Protein does more than just build and repair muscle tissue. A 2003 study published in "Journal of Nutrition" found that, even though two groups of overweight women consumed an identical number of calories, the group whose members consumed a diet including 128 grams of protein per day lost more weight than members of the group consuming 68 grams of protein.[1]
Protein increases satiety at meals, which can help you help you feel less hungry and therefore eat less throughout the day. High-protein diets can also have positive results on the body's blood lipids, glucose levels, and muscle-to-fat ratios.Protein is a great fat-loss macro, but don't think that you'll see quick results simply by adding some shakes to your diet. Fat-loss takes consistent dedication to the right nutrition plan for your goals. Choose high-protein foods at every major meal—especially instead of carb-laden options—and you'll see results over time.
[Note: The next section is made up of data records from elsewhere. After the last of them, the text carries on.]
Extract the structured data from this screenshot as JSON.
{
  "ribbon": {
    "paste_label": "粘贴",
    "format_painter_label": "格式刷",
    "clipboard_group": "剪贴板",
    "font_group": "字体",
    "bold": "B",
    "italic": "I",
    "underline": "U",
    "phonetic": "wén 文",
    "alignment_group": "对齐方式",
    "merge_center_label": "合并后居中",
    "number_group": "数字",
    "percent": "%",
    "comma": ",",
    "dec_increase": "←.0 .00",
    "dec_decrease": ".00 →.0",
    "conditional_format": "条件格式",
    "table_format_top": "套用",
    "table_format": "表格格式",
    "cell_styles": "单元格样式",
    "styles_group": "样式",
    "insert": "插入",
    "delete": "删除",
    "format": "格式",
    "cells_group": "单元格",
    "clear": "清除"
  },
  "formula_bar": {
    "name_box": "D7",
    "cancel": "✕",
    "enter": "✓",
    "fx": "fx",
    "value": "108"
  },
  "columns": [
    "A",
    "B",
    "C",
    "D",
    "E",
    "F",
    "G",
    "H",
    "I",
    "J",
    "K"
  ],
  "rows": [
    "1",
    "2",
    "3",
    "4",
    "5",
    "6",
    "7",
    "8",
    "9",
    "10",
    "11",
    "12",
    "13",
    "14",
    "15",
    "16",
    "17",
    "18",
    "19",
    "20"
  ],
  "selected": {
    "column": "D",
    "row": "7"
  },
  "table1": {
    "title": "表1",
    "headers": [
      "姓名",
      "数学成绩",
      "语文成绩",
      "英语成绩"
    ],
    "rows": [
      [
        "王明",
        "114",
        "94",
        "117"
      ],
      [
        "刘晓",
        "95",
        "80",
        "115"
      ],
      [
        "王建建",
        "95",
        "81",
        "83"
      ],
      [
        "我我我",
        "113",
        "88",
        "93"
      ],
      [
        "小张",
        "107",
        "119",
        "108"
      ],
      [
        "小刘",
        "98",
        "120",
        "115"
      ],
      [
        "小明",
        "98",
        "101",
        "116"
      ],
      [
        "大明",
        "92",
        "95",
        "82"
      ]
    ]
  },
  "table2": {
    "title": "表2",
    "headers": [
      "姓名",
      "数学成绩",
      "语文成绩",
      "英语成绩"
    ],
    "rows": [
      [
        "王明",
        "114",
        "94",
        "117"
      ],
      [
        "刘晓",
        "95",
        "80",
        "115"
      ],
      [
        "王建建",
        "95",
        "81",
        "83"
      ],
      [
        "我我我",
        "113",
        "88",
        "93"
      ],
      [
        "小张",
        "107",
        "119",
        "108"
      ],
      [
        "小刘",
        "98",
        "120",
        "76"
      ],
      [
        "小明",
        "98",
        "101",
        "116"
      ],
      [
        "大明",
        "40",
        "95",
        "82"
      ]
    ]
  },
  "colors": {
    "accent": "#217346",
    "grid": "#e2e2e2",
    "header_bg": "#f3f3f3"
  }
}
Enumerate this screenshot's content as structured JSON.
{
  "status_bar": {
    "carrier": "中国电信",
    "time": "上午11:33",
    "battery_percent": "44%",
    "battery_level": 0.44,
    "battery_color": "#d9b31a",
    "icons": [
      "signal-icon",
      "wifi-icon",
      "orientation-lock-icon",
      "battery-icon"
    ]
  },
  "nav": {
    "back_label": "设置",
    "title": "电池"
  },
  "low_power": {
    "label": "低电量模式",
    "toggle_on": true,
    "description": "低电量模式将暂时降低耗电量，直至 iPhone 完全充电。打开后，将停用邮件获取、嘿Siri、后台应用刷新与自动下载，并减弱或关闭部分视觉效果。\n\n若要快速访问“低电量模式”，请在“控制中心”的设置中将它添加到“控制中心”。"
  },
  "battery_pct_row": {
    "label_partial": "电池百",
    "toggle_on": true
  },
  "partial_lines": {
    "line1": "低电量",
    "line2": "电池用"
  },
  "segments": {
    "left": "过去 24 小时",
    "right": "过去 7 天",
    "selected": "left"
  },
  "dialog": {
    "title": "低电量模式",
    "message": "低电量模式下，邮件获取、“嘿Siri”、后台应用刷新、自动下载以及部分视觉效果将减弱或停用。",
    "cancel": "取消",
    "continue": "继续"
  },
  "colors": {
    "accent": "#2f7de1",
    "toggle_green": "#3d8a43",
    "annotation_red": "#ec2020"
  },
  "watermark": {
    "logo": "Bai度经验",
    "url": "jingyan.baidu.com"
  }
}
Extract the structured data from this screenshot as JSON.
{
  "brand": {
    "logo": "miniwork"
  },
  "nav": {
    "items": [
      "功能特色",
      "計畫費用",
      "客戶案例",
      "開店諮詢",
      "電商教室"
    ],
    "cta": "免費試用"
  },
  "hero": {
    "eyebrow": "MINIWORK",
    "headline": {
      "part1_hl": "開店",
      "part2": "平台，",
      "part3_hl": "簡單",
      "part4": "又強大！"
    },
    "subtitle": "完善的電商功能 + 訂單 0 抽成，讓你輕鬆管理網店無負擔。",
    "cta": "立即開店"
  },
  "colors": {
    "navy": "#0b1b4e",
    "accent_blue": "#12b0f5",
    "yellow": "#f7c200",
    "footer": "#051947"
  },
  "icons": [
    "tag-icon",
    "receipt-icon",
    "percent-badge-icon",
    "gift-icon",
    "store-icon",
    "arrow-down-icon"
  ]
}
Mistake 3. You Drink Too Much

The only liquid your body really needs is water. Sure you can have coffee, tea, and sometimes milk, but a steady stream of sugary beverages will undermine fat-loss. That pumpkin spice latte you love so much can easily have more than 300 calories! If you're drinking an additional 300 calories every morning, you're doing your body a disservice. Losing fat can be difficult enough, so don't make it any harder.
Booze can also make you lose the fat-loss war. A beer every once in a while won't hurt you, but it's imperative that you stop indulging in weekend binges. Alcoholic beverages are usually high in calories that your body just stores as fat, but just as crucially, it also impairs your judgment. So instead of making healthy food choices, your booze-brain will tell you that a big plate of nachos is the right choice.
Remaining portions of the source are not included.